In my use case, the product has comparatively few users, just some large companies coming onto the site to grab some generated reports for the most part. Or the occasional api request every minute or so. The vast vast majority of our traffic is from bots spamming endpoints. So in my case it was extra important that I try to ignore their requests as much as possible when generating a stability score.
I agree that different use cases need different user agents... I updated this issue instead of creating a new one because I thought they are related, but I am starting to have second thoughts :} For now I just turned off filtering crawlers, I think I should open a new issue if I don't trust what it filters out...
This is something that needs to be revised and look into it. However, you can always get a log of all those unknowns and get a better sense of who is hitting your server.
--unknowns-log=<filename>
Log unknown browsers and OSs to the specified file.
Regular users normally don't have unknown browsers, and if they do I don't really need them in the report to get a good representation of my userbase.
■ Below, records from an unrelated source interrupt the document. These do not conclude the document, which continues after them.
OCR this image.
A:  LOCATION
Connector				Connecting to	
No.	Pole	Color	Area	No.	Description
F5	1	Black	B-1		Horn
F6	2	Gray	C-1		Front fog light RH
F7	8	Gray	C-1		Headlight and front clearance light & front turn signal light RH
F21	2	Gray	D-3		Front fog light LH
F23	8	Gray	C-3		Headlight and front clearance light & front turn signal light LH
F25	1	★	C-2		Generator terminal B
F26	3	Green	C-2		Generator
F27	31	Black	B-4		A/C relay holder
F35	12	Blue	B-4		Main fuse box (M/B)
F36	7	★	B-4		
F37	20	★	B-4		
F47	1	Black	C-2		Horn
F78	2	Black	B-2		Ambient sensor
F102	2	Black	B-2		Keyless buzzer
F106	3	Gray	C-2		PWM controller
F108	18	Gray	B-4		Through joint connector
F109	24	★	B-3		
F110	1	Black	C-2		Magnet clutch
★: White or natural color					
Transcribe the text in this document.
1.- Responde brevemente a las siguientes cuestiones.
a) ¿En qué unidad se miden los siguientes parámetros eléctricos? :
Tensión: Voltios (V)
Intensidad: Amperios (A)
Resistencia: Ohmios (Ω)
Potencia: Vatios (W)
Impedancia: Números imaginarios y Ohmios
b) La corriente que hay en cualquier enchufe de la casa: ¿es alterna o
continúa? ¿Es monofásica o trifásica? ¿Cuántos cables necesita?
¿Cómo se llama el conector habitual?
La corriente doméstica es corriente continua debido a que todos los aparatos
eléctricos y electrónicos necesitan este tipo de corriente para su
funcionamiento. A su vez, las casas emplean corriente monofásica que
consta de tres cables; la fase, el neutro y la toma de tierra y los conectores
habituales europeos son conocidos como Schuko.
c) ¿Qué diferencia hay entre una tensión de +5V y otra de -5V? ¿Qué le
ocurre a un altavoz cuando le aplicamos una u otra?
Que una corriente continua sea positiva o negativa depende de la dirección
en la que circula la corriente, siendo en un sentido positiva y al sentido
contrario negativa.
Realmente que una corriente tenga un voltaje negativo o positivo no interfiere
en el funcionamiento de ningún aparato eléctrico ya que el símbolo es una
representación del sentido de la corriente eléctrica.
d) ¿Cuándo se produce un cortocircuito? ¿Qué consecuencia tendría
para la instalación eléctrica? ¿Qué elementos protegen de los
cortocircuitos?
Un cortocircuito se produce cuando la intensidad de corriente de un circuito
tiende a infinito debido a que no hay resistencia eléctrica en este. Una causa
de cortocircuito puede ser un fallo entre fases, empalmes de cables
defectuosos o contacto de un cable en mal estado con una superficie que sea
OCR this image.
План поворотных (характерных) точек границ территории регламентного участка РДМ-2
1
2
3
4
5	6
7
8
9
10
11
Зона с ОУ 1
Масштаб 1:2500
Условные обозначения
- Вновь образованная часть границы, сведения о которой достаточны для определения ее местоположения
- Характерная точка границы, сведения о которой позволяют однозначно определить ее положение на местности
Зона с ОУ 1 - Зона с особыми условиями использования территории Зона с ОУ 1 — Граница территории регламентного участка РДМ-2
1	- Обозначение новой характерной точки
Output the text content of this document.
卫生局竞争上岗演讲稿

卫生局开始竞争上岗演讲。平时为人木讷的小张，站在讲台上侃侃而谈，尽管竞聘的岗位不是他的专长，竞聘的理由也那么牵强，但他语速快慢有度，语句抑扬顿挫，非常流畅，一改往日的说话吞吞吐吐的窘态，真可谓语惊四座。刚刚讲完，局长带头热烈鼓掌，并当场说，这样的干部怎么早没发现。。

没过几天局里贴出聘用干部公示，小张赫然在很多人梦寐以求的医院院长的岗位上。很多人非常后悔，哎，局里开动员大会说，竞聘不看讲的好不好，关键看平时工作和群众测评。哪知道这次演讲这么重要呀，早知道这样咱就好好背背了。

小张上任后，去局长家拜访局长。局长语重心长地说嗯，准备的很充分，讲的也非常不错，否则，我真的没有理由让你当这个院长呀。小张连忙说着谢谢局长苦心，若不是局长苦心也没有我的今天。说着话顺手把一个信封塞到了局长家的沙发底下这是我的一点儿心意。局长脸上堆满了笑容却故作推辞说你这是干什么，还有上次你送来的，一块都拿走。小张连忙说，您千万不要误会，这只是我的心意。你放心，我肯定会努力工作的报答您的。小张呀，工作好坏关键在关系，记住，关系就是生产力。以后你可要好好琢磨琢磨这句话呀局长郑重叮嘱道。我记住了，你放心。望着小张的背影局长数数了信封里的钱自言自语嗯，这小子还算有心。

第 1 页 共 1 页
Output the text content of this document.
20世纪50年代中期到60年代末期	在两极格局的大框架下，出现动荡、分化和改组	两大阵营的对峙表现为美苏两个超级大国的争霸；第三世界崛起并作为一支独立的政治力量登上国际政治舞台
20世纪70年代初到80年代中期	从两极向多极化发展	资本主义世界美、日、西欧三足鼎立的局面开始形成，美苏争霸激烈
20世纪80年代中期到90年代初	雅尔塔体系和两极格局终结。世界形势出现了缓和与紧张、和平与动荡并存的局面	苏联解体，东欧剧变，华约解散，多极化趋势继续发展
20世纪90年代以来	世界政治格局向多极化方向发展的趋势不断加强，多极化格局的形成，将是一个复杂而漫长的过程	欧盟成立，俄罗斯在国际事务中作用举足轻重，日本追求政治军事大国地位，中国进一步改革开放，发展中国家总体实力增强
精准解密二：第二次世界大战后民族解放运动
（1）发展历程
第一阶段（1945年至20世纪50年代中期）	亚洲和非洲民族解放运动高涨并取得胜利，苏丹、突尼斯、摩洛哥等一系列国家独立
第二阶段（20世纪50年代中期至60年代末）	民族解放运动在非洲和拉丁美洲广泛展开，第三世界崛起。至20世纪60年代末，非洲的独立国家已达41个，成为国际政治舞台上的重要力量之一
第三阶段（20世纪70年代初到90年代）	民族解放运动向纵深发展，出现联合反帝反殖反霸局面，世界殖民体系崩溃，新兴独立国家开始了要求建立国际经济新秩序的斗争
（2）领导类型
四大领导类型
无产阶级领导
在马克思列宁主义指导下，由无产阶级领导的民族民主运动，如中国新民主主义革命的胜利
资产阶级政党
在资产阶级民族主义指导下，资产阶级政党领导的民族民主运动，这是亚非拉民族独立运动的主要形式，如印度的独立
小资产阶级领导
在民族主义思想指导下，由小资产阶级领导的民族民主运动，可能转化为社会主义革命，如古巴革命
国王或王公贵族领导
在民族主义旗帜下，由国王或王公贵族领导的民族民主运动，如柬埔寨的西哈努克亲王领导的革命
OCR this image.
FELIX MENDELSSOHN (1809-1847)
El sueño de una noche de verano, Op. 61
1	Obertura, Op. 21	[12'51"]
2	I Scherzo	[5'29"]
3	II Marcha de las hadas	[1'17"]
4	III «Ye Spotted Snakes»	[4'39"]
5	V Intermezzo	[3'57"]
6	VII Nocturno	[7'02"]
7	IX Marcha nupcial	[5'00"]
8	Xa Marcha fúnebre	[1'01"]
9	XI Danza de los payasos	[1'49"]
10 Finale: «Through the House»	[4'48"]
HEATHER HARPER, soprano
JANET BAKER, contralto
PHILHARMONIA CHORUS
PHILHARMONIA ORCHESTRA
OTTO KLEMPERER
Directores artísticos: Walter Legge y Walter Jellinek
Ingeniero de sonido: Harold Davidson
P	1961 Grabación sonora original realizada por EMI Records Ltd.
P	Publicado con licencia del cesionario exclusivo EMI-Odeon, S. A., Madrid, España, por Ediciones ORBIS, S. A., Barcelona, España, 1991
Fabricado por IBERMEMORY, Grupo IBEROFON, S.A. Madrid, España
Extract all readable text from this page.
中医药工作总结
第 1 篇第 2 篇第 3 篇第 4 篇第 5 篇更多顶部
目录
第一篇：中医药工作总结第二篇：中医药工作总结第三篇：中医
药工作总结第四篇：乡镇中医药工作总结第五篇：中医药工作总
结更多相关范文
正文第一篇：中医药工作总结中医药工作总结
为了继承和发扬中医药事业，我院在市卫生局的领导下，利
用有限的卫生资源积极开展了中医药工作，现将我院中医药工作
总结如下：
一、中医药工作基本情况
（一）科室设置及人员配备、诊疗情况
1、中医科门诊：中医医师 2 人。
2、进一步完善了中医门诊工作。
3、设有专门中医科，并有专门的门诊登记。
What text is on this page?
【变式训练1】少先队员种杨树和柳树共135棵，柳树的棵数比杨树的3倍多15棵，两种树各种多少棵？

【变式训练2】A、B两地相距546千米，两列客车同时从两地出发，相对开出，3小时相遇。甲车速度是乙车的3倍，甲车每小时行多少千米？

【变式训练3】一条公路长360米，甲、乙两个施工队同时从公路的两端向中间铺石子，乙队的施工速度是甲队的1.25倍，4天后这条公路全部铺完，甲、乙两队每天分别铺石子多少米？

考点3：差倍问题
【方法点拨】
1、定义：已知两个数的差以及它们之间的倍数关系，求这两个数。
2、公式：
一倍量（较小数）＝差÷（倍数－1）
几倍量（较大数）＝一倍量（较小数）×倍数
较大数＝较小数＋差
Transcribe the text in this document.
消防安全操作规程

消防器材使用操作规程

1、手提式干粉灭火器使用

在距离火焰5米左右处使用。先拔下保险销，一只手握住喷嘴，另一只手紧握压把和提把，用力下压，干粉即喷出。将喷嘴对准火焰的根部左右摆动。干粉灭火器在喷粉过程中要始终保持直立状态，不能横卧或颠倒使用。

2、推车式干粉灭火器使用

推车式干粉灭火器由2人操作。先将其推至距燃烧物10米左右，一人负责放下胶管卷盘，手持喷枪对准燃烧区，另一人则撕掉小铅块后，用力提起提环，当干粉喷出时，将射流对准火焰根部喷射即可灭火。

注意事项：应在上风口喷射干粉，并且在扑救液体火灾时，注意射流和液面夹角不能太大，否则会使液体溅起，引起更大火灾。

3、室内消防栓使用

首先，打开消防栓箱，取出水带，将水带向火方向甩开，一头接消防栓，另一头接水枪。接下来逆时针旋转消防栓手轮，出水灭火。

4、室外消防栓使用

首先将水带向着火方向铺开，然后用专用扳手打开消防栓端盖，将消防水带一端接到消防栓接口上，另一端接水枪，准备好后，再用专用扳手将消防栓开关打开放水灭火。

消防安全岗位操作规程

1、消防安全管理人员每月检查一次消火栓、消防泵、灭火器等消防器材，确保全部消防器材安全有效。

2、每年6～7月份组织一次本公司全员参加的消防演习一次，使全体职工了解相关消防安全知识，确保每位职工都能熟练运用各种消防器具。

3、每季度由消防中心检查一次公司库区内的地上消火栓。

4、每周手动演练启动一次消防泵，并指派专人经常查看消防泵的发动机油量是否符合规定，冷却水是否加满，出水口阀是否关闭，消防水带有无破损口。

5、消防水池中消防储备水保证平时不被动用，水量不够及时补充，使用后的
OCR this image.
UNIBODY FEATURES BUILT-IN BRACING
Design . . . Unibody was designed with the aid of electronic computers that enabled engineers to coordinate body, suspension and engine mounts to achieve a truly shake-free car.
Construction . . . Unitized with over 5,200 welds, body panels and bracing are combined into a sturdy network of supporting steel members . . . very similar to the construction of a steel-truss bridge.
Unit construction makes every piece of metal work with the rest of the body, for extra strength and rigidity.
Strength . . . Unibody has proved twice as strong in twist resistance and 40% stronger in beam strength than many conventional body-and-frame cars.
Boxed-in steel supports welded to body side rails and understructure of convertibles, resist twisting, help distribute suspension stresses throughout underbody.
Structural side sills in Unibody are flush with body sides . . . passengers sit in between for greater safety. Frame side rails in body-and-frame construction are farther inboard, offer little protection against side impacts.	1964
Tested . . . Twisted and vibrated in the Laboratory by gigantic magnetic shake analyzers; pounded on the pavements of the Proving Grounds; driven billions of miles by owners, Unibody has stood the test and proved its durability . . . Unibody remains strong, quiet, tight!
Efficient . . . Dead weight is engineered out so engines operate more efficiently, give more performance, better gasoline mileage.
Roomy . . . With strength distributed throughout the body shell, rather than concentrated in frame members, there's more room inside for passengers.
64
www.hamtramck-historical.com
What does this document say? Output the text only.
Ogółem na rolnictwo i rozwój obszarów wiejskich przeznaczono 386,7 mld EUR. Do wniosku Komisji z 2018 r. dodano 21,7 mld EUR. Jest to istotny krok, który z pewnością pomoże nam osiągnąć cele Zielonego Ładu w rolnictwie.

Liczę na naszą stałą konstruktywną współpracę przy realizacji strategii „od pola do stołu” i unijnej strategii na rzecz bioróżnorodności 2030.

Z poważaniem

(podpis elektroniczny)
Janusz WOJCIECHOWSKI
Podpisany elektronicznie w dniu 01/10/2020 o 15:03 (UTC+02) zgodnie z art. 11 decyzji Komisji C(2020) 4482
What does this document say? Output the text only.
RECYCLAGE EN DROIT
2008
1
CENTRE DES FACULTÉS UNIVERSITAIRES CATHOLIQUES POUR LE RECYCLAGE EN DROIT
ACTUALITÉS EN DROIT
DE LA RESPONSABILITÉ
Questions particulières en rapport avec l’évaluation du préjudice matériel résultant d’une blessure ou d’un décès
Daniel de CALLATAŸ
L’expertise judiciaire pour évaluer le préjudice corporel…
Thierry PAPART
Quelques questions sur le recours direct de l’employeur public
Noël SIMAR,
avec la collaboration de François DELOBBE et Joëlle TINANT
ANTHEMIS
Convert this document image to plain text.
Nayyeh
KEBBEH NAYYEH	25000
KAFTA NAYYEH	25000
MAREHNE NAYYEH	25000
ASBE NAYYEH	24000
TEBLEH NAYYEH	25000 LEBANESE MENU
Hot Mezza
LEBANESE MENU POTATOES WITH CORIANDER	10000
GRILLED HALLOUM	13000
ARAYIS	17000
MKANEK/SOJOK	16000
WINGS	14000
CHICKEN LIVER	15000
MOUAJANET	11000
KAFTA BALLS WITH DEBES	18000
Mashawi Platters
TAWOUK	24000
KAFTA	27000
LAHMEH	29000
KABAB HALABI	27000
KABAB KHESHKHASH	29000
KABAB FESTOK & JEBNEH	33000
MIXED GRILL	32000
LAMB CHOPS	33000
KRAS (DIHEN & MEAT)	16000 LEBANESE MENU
With just ignoring crawlers I still have tons of very obvious bots in my report, with /phpmyadmin/ being one of the most popular paths being hit.
Alternatively, being able to filter out all redirects would help too since spammed urls like the above mentioned /phpmyadmin/ just get redirected to the home page anyway.
Essentially I want to filter out as many non-users as possible. I'm doing this so I can try to calculate a more accurate stability score.